My link to my product is..

/home/myusername/downloads/filefordownload.zip

Hope this helps

[Guest robert8450]

....You have to put your files you want to download outside the public_html folder. Some hosts do not allow you to do this.

/home/myusername/downloads/filefordownload.zip

Hope this helps

correct, and I agree - the problem is that apache and php are set on my server to disallow access to anything except the document root. with the help of my support person, I have fixed my problem and here is what we had to do to allow access.

First of all, I noticed that open_basedir was remarked out in the php.ini file like this:

;open_basedir

But then I realized that this was not exactly my problem... and I read some more articles...

http://php.net/features.safe-mode (explination of open_basedir)

http://www.hardened-php.net/advisory_082006.132.html (interesting article about enabling it and other ways to harden your system if open_basedir is in use)

http://secunia.com/advisories/16971/ (another confirming the potential risk)

http://secunia.com/advisories/22235/ (talks about disabling symlink if open_basedir is in use)

And then I read where httpd.conf (the apache configuration file) can be configured to turn open_basedir on or off, http://help.godaddy.com/article.php?articl...=1616&&

except I could not find where httpd.conf was located and then I was told by my support person that Plesk (my control panel) has an individual configuration file for each individual vhost (domain account)

I then discovered (by looking at that indivual configuration file that sure enough, the open_basedir statement was only allowing access to the httpdocs (document root) and a "tmp" directory.

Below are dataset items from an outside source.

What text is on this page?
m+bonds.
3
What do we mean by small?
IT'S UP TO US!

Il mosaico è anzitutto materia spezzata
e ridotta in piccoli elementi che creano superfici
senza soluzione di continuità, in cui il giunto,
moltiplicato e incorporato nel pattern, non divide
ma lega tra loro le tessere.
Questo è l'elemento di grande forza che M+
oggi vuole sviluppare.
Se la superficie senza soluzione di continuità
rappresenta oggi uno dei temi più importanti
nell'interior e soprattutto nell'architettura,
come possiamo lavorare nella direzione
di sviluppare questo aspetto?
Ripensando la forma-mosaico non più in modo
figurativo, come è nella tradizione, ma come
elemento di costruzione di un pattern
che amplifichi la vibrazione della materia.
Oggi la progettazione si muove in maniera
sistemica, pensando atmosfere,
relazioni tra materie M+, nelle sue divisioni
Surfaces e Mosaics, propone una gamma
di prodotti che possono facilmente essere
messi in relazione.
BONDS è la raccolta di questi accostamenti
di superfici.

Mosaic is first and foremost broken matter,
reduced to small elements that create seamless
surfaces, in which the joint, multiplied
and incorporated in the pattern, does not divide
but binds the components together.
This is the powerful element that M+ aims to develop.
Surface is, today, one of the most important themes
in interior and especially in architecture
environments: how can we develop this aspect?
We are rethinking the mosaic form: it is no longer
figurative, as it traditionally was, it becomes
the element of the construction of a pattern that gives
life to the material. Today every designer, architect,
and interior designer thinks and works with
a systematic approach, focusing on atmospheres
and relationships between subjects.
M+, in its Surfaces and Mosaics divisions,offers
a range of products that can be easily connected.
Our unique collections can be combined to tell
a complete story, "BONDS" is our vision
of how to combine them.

I discovered this by looking at the phpinfo.php file on the domain account. The support person created a separate config file (as specified by the main apache config file) to include the special directory that I wanted to use for my digital items (which is in fact up one level from teh doc root)..

I hope all this rambling is able to help the next guy also figure out how to allow access to the directory structure (up one level from document root)..

good luck.

[markscarts]

Wow, it's cool you guys are providing very helpful info to the forum.

Note, though, questions are being answered that were posed in October 2005, over a year ago. No problem with that, I'm just pointing it out so you don't expect a response from the folk who posted the questions.

Also, would like to point out that there is a tutorial about adding digital downloads in the CC3 free mods forum at www.cubecart.org

It is helpful answers like you guys are providing that makes this forum great :P

[Guest robert8450]

yep, i understood that this was an old thread before i posted in it yesterday, but i did read that tutorial and it said nothing about fixing the open_basedir problem which has been now been fully addressed for a LAMP (Linux, Apache, Mysql, PHP) / Plesk configuration.

I am personally all set now, I just wanted to post what I found to help the next guy :)

[Guest Pete_bolton]

Also, would like to point out that there is a tutorial about adding digital downloads in the CC3 free mods forum at www.cubecart.org

How do you think i got mine workin in the first place? I of course read that tutorial. But i have expanded on that to make it a little easy to undestand for people that are very new to this stuff and whos sever might not be up to scratch.

yep, i understood that this was an old thread before i posted in it yesterday, but i did read that tutorial and it said nothing about fixing the open_basedir problem which has been now been fully addressed for a LAMP (Linux, Apache, Mysql, PHP) / Plesk configuration.

I am personally all set now, I just wanted to post what I found to help the next guy

Same for me :-)

[Guest]

I am busy setting up digital downloads and need to check with host if they can be outwith /html/ folder. I've tried and it works fine.